Full Black - Brad Thor [1]
Grasping the terrorist’s head, Harvath gave a sharp twist and broke his neck. Gently, he guided the dead driver’s chin down to his chest.
The final passenger was a young Muslim man seated in the back of the car who was screaming. As Riley Turner opened his door she could see he had wet himself. Painting his chest with the integrated laser sight of her Taser, she pulled the trigger.
The compressed nitrogen propulsion system ejected two barbed probes and embedded them in the young man’s flesh. The insulated wires leading back to the weapon delivered a crackling pulse of electricity that incapacitated his neuromuscular capability.
Yanking open the opposite door, Harvath carefully avoided the probes as he pulled the man from the vehicle and laid him on the ground. Once the man’s hands were FlexCuff’d behind his back, Harvath removed a roll of duct tape and slapped a piece over his mouth. Producing a pair of pliers, he yanked out the probes. The man winced and emitted a cry of pain from behind his gag. As he did, Harvath looked up and saw a familiar pearl-gray Opel minivan approaching.

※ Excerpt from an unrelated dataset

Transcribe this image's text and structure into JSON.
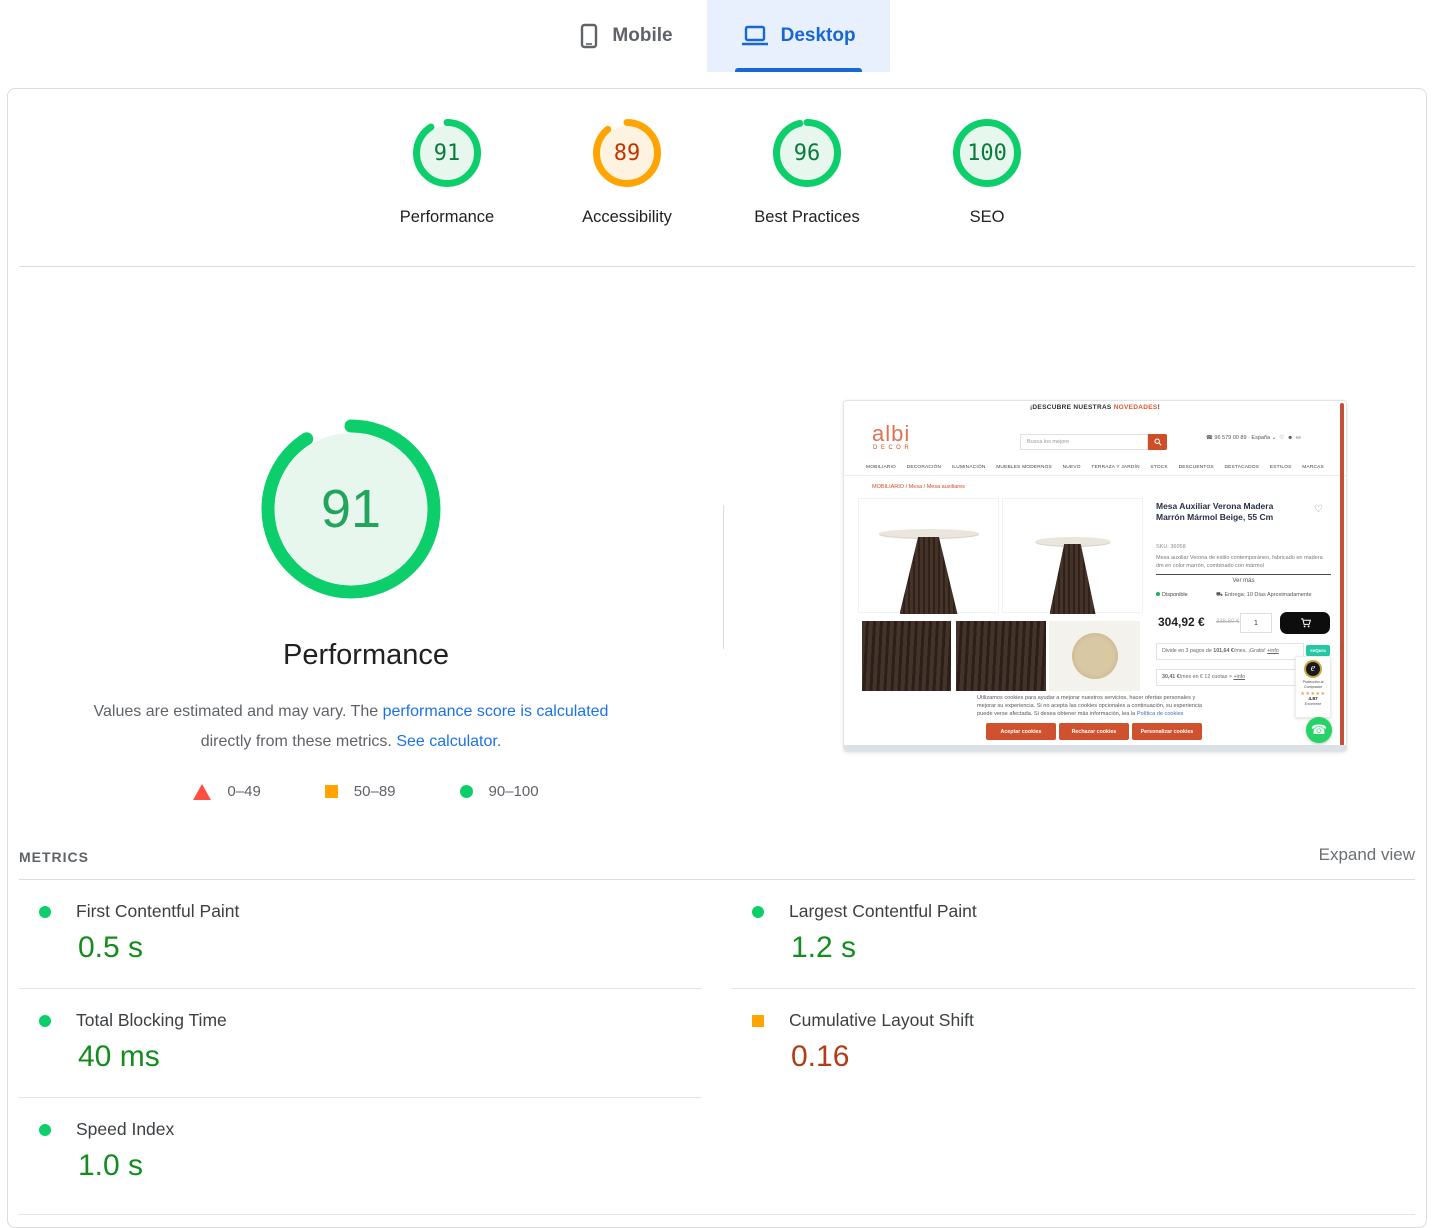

The van pulled parallel with the crash scene and slowed to a stop. The sliding door opened and a man in his midtwenties, holding a shopping bag, stepped out into a puddle of radiator fluid and broken glass.
The young operative’s name was Sean Chase, and while he wasn’t a perfect match, he was the best they had.
Chase was the product of an American father and an Egyptian mother. His features were such that Arabs saw him as Arab and Westerners often took him for one of their own. The question was, would the members of the Uppsala cell accept him?
He was intended to be Harvath’s ultimate listening device and was going to switch places with the young Muslim from the backseat of the Škoda, Mansoor Aleem.
Mansoor and the Uppsala cell were the only link the United States had to a string of terrorist attacks that had targeted Americans in Europe and the United States. And as bloody as those attacks had been, they were supposedly nothing, compared to what intelligence reported the plotters were about to unleash.
Subbing Chase for Mansoor was the most crucial and the most dangerous part of the assignment. According to their limited intelligence, only two Uppsala cell members had ever met Mansoor before and actually knew what he looked like. The men were friends of his uncle, a terrorist commander by the name of Aazim Aleem.
The men had been dispatched to Arlanda airport in Stockholm to collect Mansoor and return him to the cell’s safe house two hours north. Thanks to Harvath, they were now both dead.
The team had had the men under surveillance since they had arrived at the airport. The driver had made only one phone call after they had picked up Mansoor and left the airport. Harvath felt confident the call had been to the cell in Uppsala confirming the pickup.
Harvath now pulled the young Muslim to his feet and pushed him up against the van. Drawing his Glock pistol, he placed it under the man’s chin and pulled the tape from over his mouth. “You saw what I did to your friends?”
Mansoor Aleem was trembling. Slowly, he nodded.
While his uncle was a very, very bad guy, as were the two dead men slumped in the Škoda, Mansoor was on the cyber side of the jihad and hadn’t experienced violence or dead bodies firsthand. That didn’t mean he wasn’t just as guilty as jihadis who pulled triggers, planted bombs, or blew themselves up. He was guilty as hell. He was also a potential treasure trove of information, having run a lot of his uncle’s cyber operations. Harvath had no doubt the United States would be able to extract a ton from him. But first, he wanted to be as sure as he could be that he wasn’t sending Chase into a trap.
“We know all about the Uppsala cell,” said Harvath. “We want you to take us to them.”
Mansoor stammered, trying to find his words. “I, I can’t.”
“What do you mean, you can’t?” Harvath demanded.